DOLAR 35.81 ₺
EURO 37.42 ₺
STERLIN 44.64 ₺
G.ALTIN 3,176.53 ₺
Ç.ALTIN 5,183.28 ₺
BİLEZİK 2,891.22 ₺
BTC 101,446.01 $
ETH 3,099.20 $
BİST 10,076.99

Tekin Sönmez

Tekin Sönmez

Çok Korkuyorum!

Yayınlama: 13 Şubat 2017 Pazartesi 08:55 Okunma: 3088

     Çünkü, rüyasını gördüm. Korkulu bir rüya idi. Ülkemin idaresi, bir tek kişinin vereceği kararlara bırakılmış. Üstelik o kişi, bir siyasi partinin Başkanı. Ve üstelik, o kişinin bütün kararları, kanun hükmünde. TBMM, sözde var. Askerliğini bile yapmamış çocuklar, Milletvekili olacak. Bu güzel ülkemin, çocuklarımın ve torunlarımın geleceğinden  çok endişeliyim.

 

      Değerli okuyucularım,  Siz, korkmuyor musunuz?
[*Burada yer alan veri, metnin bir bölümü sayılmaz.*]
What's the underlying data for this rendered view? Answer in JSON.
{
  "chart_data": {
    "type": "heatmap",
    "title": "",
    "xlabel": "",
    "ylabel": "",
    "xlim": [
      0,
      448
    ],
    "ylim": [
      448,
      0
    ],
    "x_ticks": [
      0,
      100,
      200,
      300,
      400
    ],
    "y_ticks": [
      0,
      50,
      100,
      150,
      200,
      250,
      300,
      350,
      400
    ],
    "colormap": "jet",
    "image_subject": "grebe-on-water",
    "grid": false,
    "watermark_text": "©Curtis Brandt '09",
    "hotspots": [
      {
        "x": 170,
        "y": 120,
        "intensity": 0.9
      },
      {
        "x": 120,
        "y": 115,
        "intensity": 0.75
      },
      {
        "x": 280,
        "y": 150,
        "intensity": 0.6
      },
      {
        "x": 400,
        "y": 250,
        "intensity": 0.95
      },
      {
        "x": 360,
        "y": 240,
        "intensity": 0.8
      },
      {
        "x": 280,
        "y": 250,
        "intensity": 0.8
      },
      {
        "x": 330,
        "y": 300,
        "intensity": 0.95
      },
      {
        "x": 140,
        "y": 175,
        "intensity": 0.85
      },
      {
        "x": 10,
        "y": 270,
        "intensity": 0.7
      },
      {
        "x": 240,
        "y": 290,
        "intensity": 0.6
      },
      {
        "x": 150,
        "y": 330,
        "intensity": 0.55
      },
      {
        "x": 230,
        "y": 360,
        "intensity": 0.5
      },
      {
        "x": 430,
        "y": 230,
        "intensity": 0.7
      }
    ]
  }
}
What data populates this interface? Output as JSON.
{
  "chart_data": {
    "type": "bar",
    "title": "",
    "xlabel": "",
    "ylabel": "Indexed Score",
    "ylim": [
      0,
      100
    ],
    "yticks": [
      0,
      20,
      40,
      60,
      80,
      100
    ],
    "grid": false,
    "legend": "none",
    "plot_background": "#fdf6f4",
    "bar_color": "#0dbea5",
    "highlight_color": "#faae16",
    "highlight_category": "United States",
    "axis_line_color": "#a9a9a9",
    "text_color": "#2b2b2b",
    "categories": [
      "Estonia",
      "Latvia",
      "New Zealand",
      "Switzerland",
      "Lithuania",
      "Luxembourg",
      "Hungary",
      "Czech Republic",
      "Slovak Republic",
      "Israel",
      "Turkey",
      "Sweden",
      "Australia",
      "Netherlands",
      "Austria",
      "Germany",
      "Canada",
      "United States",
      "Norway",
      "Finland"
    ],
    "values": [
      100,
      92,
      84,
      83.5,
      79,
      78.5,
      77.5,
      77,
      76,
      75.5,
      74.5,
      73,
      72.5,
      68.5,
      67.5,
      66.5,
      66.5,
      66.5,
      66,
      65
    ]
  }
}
Türkiye’nin içte ve dıştaki hali, halkın tabiriyle “yürekler acısı” durumdayken, nedir bu Padişahlık, Sultanlık, Krallık, Derebeylik, Halifelik veya ne derseniz deyin, buna benzeyen bir durumun ülkeye egemen kılınması.

    Siz şimdi, başta Cumhurbaşkanı olmak üzere ülkeyi idare edenlere belki kızıyorsunuz, ama pek de haklı değilsiniz, haklı değiliz. Çünkü, halk böyle bir yanlışlığa çanak tutmasa ne Cumhurbaşkanı, ne Başbakan, ne hükümet üyeleri ne de iktidar partisi, külliyen böyle bir yanlışlığa soyunmaz.

    Böyle bir yanlışlık için, önemli bir ülkücü tabanı olan Milliyetçi Hareket Partisi’nin, öteki yalakalara takla attıran lideri Devlet Bahçeli, kendisini ve partisini bitirme pahasına ortaya çıkmaz ve bu yanlışlığa stepne olmaz.

                                        NE GETİRİR, NE GÖTÜRÜR?

     Öne sürülen değişikliğin, olumlu hiçbir şey getirmeyeceğini, ancak geleceğimizi, geleceğe bağladığımız bütün umutlarımızı alıp götüreceğini yalnız biz değil, cümle alem biliyor.

    Yandaş ve yalaka medya organlarının yayınlarının dışında, aklı başında ve basiret sahibi öteki yayın organlarından doğruları öğrendik ve öğreniyoruz.

   Her şey o kadar açık, o kadar ortadaki, partili bir kimsenin devletin başında olmasının, bu sistemin ya da değişikliğin ne kadar felaket bir şey olacağını göstermeye yetip artıyor.

    18 madde halinde ortaya çıkarılan değişikliği dikkatle incelediğimizde, halkın ve ülkenin yararına tek bir madde bile göremiyoruz. İsterseniz, oturun ve getirilmek istenenleri, bir kere daha gözden geçirin. Bakın görün ki, kabul edildiği takdirde hem ülkenin, hem de halkın başına neler neler gelecek?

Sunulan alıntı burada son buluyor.